Правда! Для него в этом нет ничего нового!
Меня охватило спокойствие. Я отошел на несколько шагов, чтобы охватить целостность картины, видимой на экранах. Понемногу она начинала меня привлекать. Раз и другой проглянуло передо мной в пепельном танце форм и красок элементы какой-то сильной, грозной гармонии.
… Большой универсализм и одновременно ускорение метаболических процессов… — дошли до меня слова кого-то из чужаков, сказанные более громким шепотом.
— Это бесполезно, — отчетил другой голос. — Принудительная автокорректура тканей годами еще останется фантазией. Может, если применить неорганическое сырье… понимаете, иная энергетика связей…

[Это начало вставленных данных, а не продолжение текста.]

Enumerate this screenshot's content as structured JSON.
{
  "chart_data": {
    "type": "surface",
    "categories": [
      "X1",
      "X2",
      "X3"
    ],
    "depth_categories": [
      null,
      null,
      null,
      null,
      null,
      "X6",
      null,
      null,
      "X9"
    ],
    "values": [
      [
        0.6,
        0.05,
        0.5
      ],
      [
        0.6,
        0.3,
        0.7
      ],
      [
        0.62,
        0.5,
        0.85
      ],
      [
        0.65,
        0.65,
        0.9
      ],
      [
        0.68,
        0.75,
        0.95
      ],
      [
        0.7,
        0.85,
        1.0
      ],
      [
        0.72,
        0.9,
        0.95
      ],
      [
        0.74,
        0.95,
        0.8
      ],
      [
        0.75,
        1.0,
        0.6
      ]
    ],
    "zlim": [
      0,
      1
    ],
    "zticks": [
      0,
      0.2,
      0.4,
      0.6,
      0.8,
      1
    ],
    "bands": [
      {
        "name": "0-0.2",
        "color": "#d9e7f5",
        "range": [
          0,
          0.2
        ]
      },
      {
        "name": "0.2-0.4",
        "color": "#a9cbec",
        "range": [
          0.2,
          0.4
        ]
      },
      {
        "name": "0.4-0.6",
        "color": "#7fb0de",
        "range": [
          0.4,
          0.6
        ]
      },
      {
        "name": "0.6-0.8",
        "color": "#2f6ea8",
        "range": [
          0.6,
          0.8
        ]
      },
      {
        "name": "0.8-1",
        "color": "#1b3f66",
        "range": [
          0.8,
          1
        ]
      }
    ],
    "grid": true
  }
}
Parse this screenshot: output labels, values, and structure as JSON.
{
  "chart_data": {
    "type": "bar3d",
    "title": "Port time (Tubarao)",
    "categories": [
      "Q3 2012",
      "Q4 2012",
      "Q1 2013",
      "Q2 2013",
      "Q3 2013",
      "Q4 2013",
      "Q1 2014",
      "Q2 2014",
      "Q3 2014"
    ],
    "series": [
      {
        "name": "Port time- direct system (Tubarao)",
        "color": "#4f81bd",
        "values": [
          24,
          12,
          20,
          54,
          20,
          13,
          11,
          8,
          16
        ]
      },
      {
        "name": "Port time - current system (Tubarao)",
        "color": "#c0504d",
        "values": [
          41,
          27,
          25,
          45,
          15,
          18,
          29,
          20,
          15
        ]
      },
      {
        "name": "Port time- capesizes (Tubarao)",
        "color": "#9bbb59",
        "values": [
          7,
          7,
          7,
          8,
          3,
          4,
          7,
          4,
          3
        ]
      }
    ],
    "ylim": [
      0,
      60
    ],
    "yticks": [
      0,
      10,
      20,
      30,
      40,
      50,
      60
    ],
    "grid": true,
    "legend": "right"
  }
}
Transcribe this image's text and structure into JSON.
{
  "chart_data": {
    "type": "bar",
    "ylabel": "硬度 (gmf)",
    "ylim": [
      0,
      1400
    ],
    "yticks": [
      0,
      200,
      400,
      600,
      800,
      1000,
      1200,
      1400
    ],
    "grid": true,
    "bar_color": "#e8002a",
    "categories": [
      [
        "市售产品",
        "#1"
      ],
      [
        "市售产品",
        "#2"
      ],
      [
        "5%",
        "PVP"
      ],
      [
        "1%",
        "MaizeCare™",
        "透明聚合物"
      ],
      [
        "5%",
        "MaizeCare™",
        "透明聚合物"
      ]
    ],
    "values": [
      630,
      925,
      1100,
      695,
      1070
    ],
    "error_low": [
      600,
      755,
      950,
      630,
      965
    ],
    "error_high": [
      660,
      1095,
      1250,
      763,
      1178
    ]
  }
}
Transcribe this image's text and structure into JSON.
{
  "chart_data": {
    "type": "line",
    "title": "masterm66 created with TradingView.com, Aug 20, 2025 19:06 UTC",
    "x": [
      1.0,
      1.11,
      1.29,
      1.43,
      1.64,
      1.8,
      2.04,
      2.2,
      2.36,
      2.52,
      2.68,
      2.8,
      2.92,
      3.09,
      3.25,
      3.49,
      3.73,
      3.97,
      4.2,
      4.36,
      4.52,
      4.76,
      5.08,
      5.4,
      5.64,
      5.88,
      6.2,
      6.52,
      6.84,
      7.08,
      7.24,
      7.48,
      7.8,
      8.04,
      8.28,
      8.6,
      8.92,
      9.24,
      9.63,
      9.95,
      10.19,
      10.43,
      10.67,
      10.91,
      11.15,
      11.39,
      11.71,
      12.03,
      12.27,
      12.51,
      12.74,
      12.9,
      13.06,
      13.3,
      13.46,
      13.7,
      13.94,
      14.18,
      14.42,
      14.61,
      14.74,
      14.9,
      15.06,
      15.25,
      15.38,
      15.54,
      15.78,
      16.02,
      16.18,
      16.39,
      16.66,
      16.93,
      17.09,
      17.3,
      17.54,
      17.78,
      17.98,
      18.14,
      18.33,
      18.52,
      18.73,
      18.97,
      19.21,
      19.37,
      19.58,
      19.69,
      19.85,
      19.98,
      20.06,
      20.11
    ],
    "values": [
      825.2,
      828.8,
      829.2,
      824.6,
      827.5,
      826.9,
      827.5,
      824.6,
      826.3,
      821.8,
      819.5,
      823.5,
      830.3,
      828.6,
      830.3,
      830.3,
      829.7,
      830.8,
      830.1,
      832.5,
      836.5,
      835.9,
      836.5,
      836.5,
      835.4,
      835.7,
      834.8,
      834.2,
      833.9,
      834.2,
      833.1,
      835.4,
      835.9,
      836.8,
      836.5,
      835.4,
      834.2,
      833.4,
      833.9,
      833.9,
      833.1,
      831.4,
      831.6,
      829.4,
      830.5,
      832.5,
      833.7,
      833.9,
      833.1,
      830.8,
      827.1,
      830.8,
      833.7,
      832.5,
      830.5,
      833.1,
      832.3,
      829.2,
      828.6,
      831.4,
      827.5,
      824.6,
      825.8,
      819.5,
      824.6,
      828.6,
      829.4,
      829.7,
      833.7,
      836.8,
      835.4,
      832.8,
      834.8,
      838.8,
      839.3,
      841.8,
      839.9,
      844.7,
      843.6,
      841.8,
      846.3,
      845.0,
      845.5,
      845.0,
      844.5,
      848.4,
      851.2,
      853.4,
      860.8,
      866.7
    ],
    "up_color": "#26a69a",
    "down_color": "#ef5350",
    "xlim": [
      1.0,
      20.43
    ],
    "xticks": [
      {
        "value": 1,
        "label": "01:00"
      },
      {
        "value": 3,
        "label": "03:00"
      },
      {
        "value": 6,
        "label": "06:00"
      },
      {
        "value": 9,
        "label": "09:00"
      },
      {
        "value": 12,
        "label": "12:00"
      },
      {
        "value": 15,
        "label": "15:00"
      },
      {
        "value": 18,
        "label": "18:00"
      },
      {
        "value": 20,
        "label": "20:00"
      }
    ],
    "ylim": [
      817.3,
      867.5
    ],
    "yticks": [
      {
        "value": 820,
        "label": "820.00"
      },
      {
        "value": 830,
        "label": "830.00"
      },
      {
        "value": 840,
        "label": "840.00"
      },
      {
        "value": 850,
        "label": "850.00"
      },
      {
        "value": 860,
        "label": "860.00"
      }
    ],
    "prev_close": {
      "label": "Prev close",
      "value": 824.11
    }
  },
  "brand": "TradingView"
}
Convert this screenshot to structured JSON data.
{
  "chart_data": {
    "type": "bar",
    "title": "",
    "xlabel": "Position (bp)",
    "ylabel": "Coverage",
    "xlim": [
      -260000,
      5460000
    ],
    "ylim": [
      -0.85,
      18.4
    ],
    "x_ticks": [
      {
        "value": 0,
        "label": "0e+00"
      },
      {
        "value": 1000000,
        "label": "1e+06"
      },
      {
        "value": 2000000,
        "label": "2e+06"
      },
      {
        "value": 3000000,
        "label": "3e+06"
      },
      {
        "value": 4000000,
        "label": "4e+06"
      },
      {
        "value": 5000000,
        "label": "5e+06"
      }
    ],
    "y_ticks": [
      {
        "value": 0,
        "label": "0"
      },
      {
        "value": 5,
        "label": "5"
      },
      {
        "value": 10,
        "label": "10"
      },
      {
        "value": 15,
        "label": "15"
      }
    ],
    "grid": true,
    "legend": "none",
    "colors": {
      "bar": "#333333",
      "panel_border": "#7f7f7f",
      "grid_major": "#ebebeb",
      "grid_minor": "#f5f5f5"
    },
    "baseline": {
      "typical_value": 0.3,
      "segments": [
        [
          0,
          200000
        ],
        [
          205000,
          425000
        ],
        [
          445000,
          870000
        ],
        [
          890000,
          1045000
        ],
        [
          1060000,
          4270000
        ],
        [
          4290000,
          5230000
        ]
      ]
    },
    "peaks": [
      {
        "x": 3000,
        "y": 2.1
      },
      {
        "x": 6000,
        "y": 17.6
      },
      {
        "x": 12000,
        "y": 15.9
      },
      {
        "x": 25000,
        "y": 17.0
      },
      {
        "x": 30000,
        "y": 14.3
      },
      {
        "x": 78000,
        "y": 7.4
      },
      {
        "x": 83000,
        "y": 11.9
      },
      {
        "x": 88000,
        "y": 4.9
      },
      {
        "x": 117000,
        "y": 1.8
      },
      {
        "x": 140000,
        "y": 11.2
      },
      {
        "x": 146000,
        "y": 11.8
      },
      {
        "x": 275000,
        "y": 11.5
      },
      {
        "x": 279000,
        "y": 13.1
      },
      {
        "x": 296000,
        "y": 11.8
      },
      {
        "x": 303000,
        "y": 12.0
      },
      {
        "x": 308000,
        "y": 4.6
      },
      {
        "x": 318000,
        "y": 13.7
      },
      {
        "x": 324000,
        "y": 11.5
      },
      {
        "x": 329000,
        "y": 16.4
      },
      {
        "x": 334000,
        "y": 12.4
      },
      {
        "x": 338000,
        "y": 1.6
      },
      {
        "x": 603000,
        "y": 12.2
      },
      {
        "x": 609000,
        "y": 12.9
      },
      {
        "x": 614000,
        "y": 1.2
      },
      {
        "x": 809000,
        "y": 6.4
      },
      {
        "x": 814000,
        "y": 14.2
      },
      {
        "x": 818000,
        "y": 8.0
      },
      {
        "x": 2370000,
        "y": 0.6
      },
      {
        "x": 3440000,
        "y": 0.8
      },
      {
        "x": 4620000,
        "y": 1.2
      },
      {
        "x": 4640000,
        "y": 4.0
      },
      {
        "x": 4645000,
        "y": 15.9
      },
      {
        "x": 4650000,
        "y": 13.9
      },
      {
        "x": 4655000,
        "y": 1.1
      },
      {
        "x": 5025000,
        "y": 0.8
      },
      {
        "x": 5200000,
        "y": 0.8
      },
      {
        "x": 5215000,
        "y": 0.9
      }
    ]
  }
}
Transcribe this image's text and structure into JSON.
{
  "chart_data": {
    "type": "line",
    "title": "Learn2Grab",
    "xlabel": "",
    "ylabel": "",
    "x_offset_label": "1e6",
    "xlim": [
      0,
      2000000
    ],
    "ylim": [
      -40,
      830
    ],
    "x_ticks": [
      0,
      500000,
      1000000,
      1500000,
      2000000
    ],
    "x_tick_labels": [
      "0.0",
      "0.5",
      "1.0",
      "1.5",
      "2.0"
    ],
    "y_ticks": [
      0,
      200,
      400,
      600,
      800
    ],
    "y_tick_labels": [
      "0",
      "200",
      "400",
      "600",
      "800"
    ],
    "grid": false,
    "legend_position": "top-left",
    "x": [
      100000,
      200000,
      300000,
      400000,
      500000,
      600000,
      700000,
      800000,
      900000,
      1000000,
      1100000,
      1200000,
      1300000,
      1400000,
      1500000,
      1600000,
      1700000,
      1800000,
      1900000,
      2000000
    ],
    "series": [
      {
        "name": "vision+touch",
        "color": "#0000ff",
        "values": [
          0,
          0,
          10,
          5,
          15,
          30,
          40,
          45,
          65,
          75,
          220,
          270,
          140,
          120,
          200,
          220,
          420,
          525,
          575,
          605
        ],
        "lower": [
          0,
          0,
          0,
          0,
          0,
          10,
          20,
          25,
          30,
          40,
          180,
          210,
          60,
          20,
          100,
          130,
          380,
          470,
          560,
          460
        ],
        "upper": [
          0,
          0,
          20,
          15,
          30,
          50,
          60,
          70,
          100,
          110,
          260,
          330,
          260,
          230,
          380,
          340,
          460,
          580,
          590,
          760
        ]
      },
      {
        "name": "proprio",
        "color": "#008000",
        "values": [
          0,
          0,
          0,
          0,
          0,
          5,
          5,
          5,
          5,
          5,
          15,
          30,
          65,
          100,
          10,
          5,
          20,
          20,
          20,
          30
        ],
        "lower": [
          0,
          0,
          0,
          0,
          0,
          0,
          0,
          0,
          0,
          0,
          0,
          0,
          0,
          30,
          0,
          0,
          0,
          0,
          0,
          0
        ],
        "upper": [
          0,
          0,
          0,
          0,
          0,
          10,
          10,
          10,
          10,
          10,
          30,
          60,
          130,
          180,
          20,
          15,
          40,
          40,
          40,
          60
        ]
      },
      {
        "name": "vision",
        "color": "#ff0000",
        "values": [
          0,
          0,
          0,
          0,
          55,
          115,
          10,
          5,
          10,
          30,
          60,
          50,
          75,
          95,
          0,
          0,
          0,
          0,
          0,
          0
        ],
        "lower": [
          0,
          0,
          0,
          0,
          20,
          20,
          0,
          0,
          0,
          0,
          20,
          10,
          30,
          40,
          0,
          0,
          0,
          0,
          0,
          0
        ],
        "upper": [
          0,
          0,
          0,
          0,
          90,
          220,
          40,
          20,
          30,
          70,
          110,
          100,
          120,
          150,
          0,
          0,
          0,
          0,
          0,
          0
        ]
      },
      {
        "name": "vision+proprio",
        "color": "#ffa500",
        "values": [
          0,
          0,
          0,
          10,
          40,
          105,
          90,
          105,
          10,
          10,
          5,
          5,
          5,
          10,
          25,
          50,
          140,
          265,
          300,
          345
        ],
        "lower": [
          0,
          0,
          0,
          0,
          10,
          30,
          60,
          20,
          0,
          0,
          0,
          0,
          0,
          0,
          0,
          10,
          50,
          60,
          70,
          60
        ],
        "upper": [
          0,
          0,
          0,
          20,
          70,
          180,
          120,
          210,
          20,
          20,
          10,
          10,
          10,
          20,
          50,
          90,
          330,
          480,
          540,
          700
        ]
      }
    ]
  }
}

— Мы пробовали, — я узнал голос Зары, — в матрицы вписывать высокомолекулярные производные металлов, и вы знаете, что из этого вышло…
Минуту царила тишина.
— Во всяком случае, это был бы шаг вперед, — ответил Клеен. — Адаптация в условиях избыточного давления…
— Хотите туда выйти? — спросил внезапно в полный голос Мота. — Пожалуйста! Только вы должны поспешить. Ну?
— Почему выйти? — не понял Фрос.
— Именно об этом они говорят, — пояснил со злой улыбкой я. — Думаю, вам не следует им мешать, — добавил я. — Речь идет о важнейших экспериментах… если я что-то из всего этого понял?
Воцарилось молчание. Мы оба с Мотой повернулись спинами к экранам. Перед нами почти на расстоянии вытянутой руки были лица чужаков, освещенные теперь танцем светящихся цветных полос. Их неподвижные силуэты производили впечатление статуй, участвующих в странном экспрессионистском спектакле. В глубине рисовался бледный словно выцветший скафандр Фроса.
— А вам не хотелось бы? — упал внезапно сказанный сильным, слегка задиристым тоном, вопрос Лона. Стоящий около него Клеен сделал быстрое движение рукой, словно хотел его задержать. Секунду никто ничего не говорил.
— В конце концов мы могли бы это сделать, — голос Моты снова стал сочным. — В скафандрах…
— В скафандрах! — повторил с презрением Лон. — И куда бы вы пошли? На берег? Немного дальше? А туда, откуда плывут эти голоса, которые мы только что слышали? А звезды? А все пространство? И его вы тоже хотите покорить в скафандрах?